Öncelikle belirtmek isterim ki; siyasi parti muhalefetinin neskafe içerken attığı tweetle sınırlı olduğu günümüzde gerçek ve etkili muhalefeti sadece sendikalar yapabilmektedir.
   Siyasi iktidarın başta kamu çalışanı ve ekonomik unsurlara yönelik eşel mobilin kaldırılması, maaş kesintisi yoluyla halkın fakirleştirilmesi ve ilave vergilerle esnafın perişan edilmesi yönündeki girişimleri karşısında en önemli engel hiç kuşkusuz özgül ağırlığı ile sendikalar olmuştur.

   Sırf bu açıdan toplum sendikalara sahip çıkmalıdır. Ancak ve de ancak sendikalar meşru zeminden uzaklaştıkları anda toplumsal desteği yitirme tehlikesi ile karşı karşıya kalmaktadırlar.
   Hepimiz merhum efsane sanatçı Cem Karaca’nın şu şarkı sözlerini hatırlarız.

 “Kavganın haklı olanı erkek dişi bilmiyor. Bütün halk birlik olmazsa kavga haklı olmuyor.”
   Karaca, bu sözler ile verilecek kavganın başarıya ulaşabilmesi için meşru zeminin yani halkın desteğinin şart olduğunun altını çizmektedir.
   Kişisel ve zümresel çıkarları korumak adı altında halkı mağdur ederek kendinize siper ederseniz neticede kamu desteğini yitirir ve kavgayı sürdürme kabiliyetini kaybedersiniz.
   Sendikaların meşru zemini yitirdiği en canlı örnek EL-SEN’in akamete uğrayan eylemleridir. İhale yasasında yapılmaya çalışılan değişikliğe karşı durarak haklı bir zeminde mücadeleye başlayan EL-SEN halkı mağdur ederek baskı gücünü artırma yanılgısına düştüğü anda toplumsal tepkiyle karşılaşmış ve polis gücüyle Teknecik’e yapılan müdahaleyi seyretme zorunda kalarak eylemlere son vermek durumunda kalmıştır.
   Sendikaların maalesef meşru zeminden uzaklaştığı ve bir nevi kabak tadı verdikleri en son eylem öğrencileri mağdur edip strese sokmak yoluyla eğitimde sürdürdükleri grevlerdir.  
   Öncelikle grevler ile ilgili yöneltmek istediğim soru, Avrupalılık dendiği zaman mangalda kül bakmayan sendika yetkilileri Avrupa ülkelerinde öğrencileri mağdur edip eğitimi akamete uğratma suretiyle kaç gün grev yapabilirler? Bu durum aynı zamanda sağlık için de geçerlidir.

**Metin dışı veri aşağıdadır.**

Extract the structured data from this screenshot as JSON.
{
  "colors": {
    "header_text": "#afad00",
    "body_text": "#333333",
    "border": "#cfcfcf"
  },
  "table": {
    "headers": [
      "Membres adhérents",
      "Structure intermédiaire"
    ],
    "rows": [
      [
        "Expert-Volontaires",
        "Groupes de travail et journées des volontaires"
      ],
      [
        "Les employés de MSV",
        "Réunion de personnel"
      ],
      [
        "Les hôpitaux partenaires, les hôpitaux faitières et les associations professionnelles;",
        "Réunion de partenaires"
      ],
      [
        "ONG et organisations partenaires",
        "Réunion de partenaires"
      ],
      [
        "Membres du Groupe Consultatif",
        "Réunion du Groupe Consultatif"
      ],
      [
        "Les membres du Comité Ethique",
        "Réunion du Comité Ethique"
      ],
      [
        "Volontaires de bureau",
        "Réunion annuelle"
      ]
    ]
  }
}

   Yapılan grevlerin meşruiyetini tehlikeye sokan en önemli konu, Bakanın çağrısına rağmen Öğretmenler (Değişiklik) Yasası’na neden karşı olunduğunun net olarak ifade edilmemesidir.
   Eğitim Bakanı yasada nelerin değişeceğini madde madde net olarak toplumla paylaşmıştır. Buna göre en fazla dikkati çeken husus rehberlik hocaları da dahil daha adil bir ders yükü dağılımı yapılmaya çalışılması ve ders yükünün haftalık 2-3 saat artırılmasıdır.  
   Ders yükü de dahil sendikalar değişime karşı duruş sergilerken bir maddeye karşı gösterdikleri direnç ne üzücüdür ki sendikaların eğitim kalitesiyle gaileleri olmadığını göstermektedir.
   Sendikaların “Alan ve Branşları ile ilgili hizmet içi eğitimlere çağrılan öğretmenler, bu eğitimlere katılmakla yükümlüdür” şeklindeki yasal değişikliğe karşı olduklarına inanmak istemiyorum.
   Çağdaş eğitimin zirvesinde olan İskandinav ülkelerinde başta Finlandiya olmak üzere hizmet içi eğitim çağdaş eğitimin olmazsa olmazı olarak görülmekte ve kurumsal, sistematik ve hatta bilgi ve deneyim paylaşımı için interaktif olarak sürdürülmek yükümlülüğü bulunmaktadır.
   Özetle sendikalar gelmiş geçmiş tüm hükümetlerin sorumluluğunda olan altyapı ve teknik eksiklikleri bahane göstererek her türlü değişikliğe karşı çıkmakta ve neticede kendilerinin de sık sık şikâyet ettikleri statükoya sarılmaktadırlar.
   Sonuç olarak, sendikalar altyapı ve teknik eksiklikler konusunda haklı olmakla beraber kişisel ve zümresel çıkar ve rahatlıklarını olumsuz etkileyecek her türlü iyileştirmeye karşı çıkmaları ve her seferinde öğrenciyi mağdur ederek eğitimi akamete uğratmaları artık kabak tadı vermeye başlamış ve aynen EL-SEN gibi kendi varlıklarını tehlikeye sokar duruma gelmişlerdir. Üstüne üstlük, ilk ve orta eğitimde genelleme yapmamakla beraber öğretmenlerin psikolojik baskı kullanarak öğrencilerini özel ders ve dershanelere yönelterek yarattıkları rant düzenine sendikaların kayıtsız kalmaları da meşruiyetleri açısından kaygı verici bir olgudur.